Although there is always a need for continued learning and evaluation, there is substantial evidence and research supporting several service delivery models, such as Critical Time Intervention (CTI) and Assertive Community Treatment (ACT) teams.

To accomplish this strategy, USICH and relevant member agencies will:

  • Promote service delivery models—such as Critical Time Intervention (CTI), Assertive Community Treatment (ACT) Teams, and harm-reduction—that are person-centered, culturally appropriate, disability competent, support individual choice, and encourage voluntary participation.
  • Encourage states to consider Medicaid-financed service approaches and models.
  • Provide tools, guidance, and technical assistance on cultural responsiveness and humility as well as disability competence in the context of service delivery.
  • Given the effectiveness of the SSI/SSDI Outreach, Access, and Recovery (SOAR) model, assess feasibility of replicating this model for other federal programs and agencies to connect to other entitlements and benefits.

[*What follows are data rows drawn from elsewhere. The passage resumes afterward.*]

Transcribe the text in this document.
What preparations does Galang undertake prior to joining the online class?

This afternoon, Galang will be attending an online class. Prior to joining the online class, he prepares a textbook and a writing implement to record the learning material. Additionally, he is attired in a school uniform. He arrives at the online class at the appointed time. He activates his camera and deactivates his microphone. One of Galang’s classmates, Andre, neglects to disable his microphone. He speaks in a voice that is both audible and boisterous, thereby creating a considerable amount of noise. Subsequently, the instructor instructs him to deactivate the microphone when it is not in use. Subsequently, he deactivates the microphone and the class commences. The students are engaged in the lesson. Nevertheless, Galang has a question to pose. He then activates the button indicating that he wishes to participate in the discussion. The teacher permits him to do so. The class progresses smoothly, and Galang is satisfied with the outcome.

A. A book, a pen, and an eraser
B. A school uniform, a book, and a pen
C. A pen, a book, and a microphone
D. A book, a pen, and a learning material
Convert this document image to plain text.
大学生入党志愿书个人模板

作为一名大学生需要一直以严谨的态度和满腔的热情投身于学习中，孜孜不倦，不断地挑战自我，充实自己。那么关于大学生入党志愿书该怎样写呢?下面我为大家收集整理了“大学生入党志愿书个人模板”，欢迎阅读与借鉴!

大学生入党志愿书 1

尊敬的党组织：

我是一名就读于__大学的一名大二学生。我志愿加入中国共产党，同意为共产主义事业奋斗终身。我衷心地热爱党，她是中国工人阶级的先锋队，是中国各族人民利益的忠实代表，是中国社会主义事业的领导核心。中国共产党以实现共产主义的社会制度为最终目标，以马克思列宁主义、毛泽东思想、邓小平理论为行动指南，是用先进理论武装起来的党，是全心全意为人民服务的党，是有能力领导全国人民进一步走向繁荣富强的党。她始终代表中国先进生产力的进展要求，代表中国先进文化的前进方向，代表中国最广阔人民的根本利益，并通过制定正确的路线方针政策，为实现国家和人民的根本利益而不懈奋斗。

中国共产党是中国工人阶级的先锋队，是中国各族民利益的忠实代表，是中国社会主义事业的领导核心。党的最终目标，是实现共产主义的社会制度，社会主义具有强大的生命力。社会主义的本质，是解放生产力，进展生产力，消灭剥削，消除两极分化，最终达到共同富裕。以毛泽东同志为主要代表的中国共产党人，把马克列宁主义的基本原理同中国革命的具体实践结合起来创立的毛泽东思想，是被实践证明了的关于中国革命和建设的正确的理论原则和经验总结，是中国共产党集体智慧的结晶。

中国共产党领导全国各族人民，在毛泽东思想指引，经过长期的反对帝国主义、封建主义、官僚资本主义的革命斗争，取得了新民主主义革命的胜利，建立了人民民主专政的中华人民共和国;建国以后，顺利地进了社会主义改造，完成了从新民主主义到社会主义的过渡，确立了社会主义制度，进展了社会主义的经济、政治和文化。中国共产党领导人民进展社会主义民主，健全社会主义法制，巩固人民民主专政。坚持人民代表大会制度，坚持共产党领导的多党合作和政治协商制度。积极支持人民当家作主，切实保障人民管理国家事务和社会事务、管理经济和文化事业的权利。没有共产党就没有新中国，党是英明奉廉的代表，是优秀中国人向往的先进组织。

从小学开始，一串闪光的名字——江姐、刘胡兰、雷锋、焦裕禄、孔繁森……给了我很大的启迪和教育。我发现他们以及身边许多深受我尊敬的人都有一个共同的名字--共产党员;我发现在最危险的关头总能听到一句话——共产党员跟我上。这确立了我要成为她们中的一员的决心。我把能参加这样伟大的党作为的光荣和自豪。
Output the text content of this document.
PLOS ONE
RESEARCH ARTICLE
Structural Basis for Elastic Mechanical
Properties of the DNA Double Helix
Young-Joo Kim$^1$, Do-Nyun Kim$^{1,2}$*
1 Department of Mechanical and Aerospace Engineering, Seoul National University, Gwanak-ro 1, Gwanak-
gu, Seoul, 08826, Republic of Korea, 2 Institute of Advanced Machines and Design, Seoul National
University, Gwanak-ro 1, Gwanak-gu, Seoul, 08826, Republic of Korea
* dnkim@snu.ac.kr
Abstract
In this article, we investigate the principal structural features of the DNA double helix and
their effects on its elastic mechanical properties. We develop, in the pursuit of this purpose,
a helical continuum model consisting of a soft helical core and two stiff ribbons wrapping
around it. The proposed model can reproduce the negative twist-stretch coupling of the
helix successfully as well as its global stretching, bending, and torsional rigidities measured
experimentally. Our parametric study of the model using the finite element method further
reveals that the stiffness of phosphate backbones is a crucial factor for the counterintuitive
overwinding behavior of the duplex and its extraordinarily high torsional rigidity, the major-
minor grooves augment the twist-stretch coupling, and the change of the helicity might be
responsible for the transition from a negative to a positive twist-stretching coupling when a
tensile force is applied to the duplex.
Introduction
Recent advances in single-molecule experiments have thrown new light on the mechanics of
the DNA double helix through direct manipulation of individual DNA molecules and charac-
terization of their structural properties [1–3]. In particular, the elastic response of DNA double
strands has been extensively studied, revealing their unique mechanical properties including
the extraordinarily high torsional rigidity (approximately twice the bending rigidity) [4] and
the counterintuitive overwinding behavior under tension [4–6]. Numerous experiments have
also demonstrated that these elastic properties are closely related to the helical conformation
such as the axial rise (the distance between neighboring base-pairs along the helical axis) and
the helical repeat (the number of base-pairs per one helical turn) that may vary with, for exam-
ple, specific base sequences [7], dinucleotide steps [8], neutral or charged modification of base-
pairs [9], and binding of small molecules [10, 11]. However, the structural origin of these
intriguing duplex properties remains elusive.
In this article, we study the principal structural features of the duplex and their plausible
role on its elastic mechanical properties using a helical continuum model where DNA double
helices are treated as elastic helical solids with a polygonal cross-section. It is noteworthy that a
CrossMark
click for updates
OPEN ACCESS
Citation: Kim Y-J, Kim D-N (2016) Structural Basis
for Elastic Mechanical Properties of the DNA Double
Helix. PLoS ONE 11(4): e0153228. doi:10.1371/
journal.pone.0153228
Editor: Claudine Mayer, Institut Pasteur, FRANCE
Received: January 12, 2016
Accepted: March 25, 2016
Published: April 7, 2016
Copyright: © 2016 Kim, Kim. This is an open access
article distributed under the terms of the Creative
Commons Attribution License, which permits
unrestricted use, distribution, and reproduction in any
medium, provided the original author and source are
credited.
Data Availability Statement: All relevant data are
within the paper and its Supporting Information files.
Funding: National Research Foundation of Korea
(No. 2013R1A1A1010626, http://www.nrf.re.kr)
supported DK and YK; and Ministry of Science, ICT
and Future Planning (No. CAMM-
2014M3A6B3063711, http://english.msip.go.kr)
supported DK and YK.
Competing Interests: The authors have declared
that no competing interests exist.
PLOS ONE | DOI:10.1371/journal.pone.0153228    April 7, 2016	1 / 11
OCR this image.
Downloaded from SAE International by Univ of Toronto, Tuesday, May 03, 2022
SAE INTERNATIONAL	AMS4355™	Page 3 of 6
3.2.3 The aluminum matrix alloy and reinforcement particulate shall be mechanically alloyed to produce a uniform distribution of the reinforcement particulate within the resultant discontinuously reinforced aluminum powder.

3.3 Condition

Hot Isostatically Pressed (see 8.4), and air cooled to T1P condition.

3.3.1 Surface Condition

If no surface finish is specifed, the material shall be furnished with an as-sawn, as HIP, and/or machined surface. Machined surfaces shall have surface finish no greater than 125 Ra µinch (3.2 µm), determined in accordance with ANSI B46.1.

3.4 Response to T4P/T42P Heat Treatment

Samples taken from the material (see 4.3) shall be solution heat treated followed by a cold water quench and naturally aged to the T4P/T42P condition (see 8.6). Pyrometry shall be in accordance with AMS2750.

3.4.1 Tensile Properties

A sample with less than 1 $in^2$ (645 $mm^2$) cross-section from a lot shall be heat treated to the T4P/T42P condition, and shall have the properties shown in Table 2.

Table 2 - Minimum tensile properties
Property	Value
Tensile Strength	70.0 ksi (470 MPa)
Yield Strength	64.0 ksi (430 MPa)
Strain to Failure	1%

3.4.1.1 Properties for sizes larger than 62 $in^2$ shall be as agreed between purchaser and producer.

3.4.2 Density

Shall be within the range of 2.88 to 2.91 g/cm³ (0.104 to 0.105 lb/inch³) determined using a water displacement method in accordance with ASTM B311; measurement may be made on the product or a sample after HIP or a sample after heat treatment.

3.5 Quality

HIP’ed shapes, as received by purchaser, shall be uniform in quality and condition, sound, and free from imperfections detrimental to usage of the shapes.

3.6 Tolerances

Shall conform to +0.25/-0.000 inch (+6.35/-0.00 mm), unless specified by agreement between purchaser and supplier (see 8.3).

  • Building on the Executive Order on Transforming Federal Customer Experience and Service Delivery to Rebuild Trust in Government, identify opportunities to improve the experience of people experiencing, at risk of, or exiting homelessness in their interactions with key federal agencies, including SSA, USDA, DOL, HHS, VA, ED, and Treasury.
  • Provide tools to help communities evaluate the consumer experience in their own programs and systems and implement improvements based upon the feedback received.